Dat de bijeenkomst meer kwaad dan goed heeft gedaan door het geruzie over slotakkoorden neemt niet weg dat de wereldtop historisch wordt genoemd. Europa spreekt zich namelijk voor het eerst in de geschiedenis openlijk uit over zijn lelijke rol in de slavernij door zwart op wit vast te leggen dat «slavernij en slavenhandel een misdaad tegen de menselijkheid zijn en altijd had moeten zijn geweest». Bij schuld hoort boete, en consequent zeggen de Europese landen nieuwe financiële injecties in Afrika toe, hoewel het bewust geen herstelbetalingen genoemd mogen worden.

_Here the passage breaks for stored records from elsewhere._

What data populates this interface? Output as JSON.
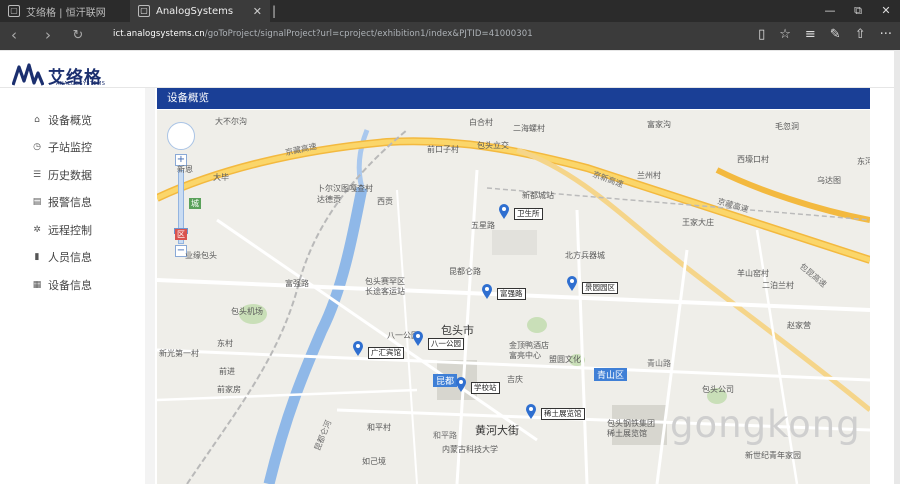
{
  "browser": {
    "tabs": [
      {
        "label": "艾络格 | 恒汗联网",
        "active": false
      },
      {
        "label": "AnalogSystems",
        "active": true
      }
    ],
    "new_tab_label": "|",
    "window_controls": [
      "—",
      "⧉",
      "✕"
    ],
    "url_host": "ict.analogsystems.cn",
    "url_path": "/goToProject/signalProject?url=cproject/exhibition1/index&PJTID=41000301"
  },
  "brand": {
    "name_cn": "艾络格",
    "name_en": "ANALOGSYSTEMS"
  },
  "sidebar": {
    "items": [
      {
        "icon": "home-icon",
        "glyph": "⌂",
        "label": "设备概览"
      },
      {
        "icon": "clock-icon",
        "glyph": "◷",
        "label": "子站监控"
      },
      {
        "icon": "list-icon",
        "glyph": "☰",
        "label": "历史数据"
      },
      {
        "icon": "info-icon",
        "glyph": "▤",
        "label": "报警信息"
      },
      {
        "icon": "gear-icon",
        "glyph": "✲",
        "label": "远程控制"
      },
      {
        "icon": "bookmark-icon",
        "glyph": "▮",
        "label": "人员信息"
      },
      {
        "icon": "grid-icon",
        "glyph": "▦",
        "label": "设备信息"
      }
    ]
  },
  "panel": {
    "title": "设备概览"
  },
  "map": {
    "city_label": "包头市",
    "district_label": "青山区",
    "district2_label": "昆都",
    "markers": [
      {
        "label": "卫生所"
      },
      {
        "label": "富强路"
      },
      {
        "label": "景园园区"
      },
      {
        "label": "广汇宾馆"
      },
      {
        "label": "八一公园"
      },
      {
        "label": "学校站"
      },
      {
        "label": "稀土展览馆"
      }
    ],
    "places": [
      "大不尔沟",
      "白合村",
      "二海螺村",
      "富家沟",
      "毛忽洞",
      "前口子村",
      "包头立交",
      "西壕口村",
      "兰州村",
      "东河",
      "大毕",
      "新都城站",
      "王家大庄",
      "卜尔汉图嘎查村",
      "达德贡",
      "西贡",
      "五星路",
      "北方兵器城",
      "新恩",
      "乌达图",
      "业缘包头",
      "昆都仑路",
      "包头赛罕区",
      "长途客运站",
      "富强路",
      "二泊兰村",
      "羊山窑村",
      "包头机场",
      "赵家营",
      "八一公园",
      "金顶鸭酒店",
      "富亮中心",
      "东村",
      "新光第一村",
      "前进",
      "吉庆",
      "盟圆文化",
      "包头钢铁集团",
      "稀土展览馆",
      "前家房",
      "包头公司",
      "和平村",
      "黄河大街",
      "内蒙古科技大学",
      "如己境",
      "新世纪青年家园"
    ],
    "road_labels": [
      "京藏高速",
      "京新高速",
      "京藏高速",
      "包昆高速",
      "昆都仑河",
      "和平路",
      "青山路"
    ],
    "zoom_labels": [
      "+",
      "−",
      "城",
      "区"
    ]
  },
  "watermark": "gongkong"
}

In deze toekenning van materiële schadevergoeding manifesteert zich het grote verschil met eerdere spijtbetuigingen uit het recente verleden, namelijk die van Duitsland aan voormalige dwangarbeiders en slachtoffers van de holocaust. Zij ontvingen individueel geld als genoegdoening voor het geleden leed dat ze zelf aan den lijve hadden ondervonden. Hoe onmogelijk het ook moge zijn om met een gespekte bankrekening de pijn te verzachten, het gebaar heeft een zuiverende werking. Voor beide partijen: de erfgenamen van de daders, de nazi’s, om in het reine te komen met het verleden, en voor de slachtoffers daarvan. Er bestaat een direct causaal verband tussen daad en dagelijkse schade, zowel geestelijk (verlies van familie, eigen ervaring van vernedering en ontbering) als materieel (gestolen bezit, gederfde inkomsten, et cetera).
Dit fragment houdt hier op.